GRIM MILESTONE: Global Debt Breaks $100 Trillion Mark

Not unfunded liabilities, mind you. Global current debt.

The amount of debt globally has soared more than 40 percent to $100 trillion since the first signs of the financial crisis as governments borrowed to pull their economies out of recession and companies took advantage of record low interest rates, according to the Bank for International Settlements.

The $30 trillion increase from $70 trillion between mid-2007 and mid-2013 compares with a $3.86 trillion decline in the value of equities to $53.8 trillion in the same period, according to data compiled by Bloomberg. The jump in debt as measured by the Basel, Switzerland-based BIS in its quarterly review is almost twice the U.S.’s gross domestic product.

That's right: the global debt accrued in the last six years alone is more than double the amount of all the goods and services produced in the United States each year.

Can you say, "will never be repaid"?

Borrowing has soared as central banks suppress benchmark interest rates to spur growth after the U.S. subprime mortgage market collapsed and Lehman Brothers Holdings Inc.’s bankruptcy sent the world into its worst financial crisis since the Great Depression. Yields on all types of bonds, from governments to corporates and mortgages, average about 2 percent, down from more than 4.8 percent in 2007, according to the Bank of America Merrill Lynch Global Broad Market Index.

“Given the significant expansion in government spending in recent years, governments (including central, state and local governments) have been the largest debt issuers,” according to Branimir Gruic, an analyst, and Andreas Schrimpf, an economist at the BIS.

Now, those activities might be acceptable had governments exhausted all measures to reduce overhead, suppress regulations, and otherwise promote free market activities.

Of course, that's not what happened because -- for the most part -- Democrats, leftists and other Marxists were in control of many large economies. So they printed money and spent. Not on investments, as they claimed.
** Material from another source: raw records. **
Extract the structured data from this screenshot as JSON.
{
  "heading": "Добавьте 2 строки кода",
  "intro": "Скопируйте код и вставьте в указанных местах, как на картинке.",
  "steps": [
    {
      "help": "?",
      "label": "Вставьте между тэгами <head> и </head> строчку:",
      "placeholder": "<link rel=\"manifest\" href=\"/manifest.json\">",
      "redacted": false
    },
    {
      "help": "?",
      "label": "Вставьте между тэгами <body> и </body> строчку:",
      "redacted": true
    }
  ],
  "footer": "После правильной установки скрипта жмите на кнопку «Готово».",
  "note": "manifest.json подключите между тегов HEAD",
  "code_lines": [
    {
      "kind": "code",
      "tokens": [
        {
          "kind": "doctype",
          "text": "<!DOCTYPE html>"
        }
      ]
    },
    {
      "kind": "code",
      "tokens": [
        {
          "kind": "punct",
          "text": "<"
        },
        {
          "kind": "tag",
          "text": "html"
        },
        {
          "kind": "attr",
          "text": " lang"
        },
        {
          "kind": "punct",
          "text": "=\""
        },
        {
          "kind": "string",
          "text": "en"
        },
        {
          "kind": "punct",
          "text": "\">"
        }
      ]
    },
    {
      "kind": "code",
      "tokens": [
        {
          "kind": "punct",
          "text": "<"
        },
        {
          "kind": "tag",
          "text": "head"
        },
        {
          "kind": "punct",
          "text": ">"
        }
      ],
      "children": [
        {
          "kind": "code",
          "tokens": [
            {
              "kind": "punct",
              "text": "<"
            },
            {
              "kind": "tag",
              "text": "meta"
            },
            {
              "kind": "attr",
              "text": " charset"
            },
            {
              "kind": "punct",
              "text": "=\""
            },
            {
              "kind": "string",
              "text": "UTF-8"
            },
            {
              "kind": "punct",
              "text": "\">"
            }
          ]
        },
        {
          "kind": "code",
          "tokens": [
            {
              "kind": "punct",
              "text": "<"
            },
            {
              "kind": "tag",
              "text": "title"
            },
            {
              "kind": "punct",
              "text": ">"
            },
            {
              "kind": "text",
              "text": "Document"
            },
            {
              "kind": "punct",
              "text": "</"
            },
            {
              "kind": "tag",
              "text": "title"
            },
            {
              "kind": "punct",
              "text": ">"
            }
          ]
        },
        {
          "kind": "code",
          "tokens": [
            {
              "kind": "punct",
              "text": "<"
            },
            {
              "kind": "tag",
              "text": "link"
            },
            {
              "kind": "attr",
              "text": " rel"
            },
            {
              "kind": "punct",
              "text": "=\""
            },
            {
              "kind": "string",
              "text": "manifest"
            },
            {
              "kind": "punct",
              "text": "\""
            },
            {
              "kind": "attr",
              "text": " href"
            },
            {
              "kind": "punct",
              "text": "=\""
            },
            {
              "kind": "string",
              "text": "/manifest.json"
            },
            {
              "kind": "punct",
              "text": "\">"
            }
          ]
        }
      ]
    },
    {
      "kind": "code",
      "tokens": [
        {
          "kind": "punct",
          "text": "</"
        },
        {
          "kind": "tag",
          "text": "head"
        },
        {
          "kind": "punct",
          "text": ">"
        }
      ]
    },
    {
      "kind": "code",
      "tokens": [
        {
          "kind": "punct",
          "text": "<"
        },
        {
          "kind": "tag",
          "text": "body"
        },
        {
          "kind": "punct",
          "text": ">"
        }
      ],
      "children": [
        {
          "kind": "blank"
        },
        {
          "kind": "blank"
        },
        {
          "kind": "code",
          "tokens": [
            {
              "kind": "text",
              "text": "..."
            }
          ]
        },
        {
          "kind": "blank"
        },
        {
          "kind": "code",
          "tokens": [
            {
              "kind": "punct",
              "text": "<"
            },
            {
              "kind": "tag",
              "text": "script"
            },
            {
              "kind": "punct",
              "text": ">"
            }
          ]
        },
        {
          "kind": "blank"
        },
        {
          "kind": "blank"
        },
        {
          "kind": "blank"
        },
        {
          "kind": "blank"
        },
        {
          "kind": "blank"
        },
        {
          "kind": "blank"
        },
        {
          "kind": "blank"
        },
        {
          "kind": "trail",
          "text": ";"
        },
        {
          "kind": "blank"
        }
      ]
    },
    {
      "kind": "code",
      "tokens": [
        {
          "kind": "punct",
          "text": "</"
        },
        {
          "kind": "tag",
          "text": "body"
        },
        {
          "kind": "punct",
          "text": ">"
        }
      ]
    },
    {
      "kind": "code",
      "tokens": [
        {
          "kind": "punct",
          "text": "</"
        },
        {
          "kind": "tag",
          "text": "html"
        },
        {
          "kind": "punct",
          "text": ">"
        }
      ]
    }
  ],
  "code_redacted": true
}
No, they redistributed it on "green job" scams, union payoffs, a massive expansion of the welfare state, and payoffs to crony capitalists,

As Bloomberg -- not the bizarre wannabe tyrant, but the news service -- notes, the amount of outstanding U.S. government has nearly tripled in the last six years, from $4.5 trillion to $12 trillion.

Nothing good will come of this madness because the old truism is just that.

There ain't no such thing as a free lunch.

Pity the modern Democrat Party never learned common sense.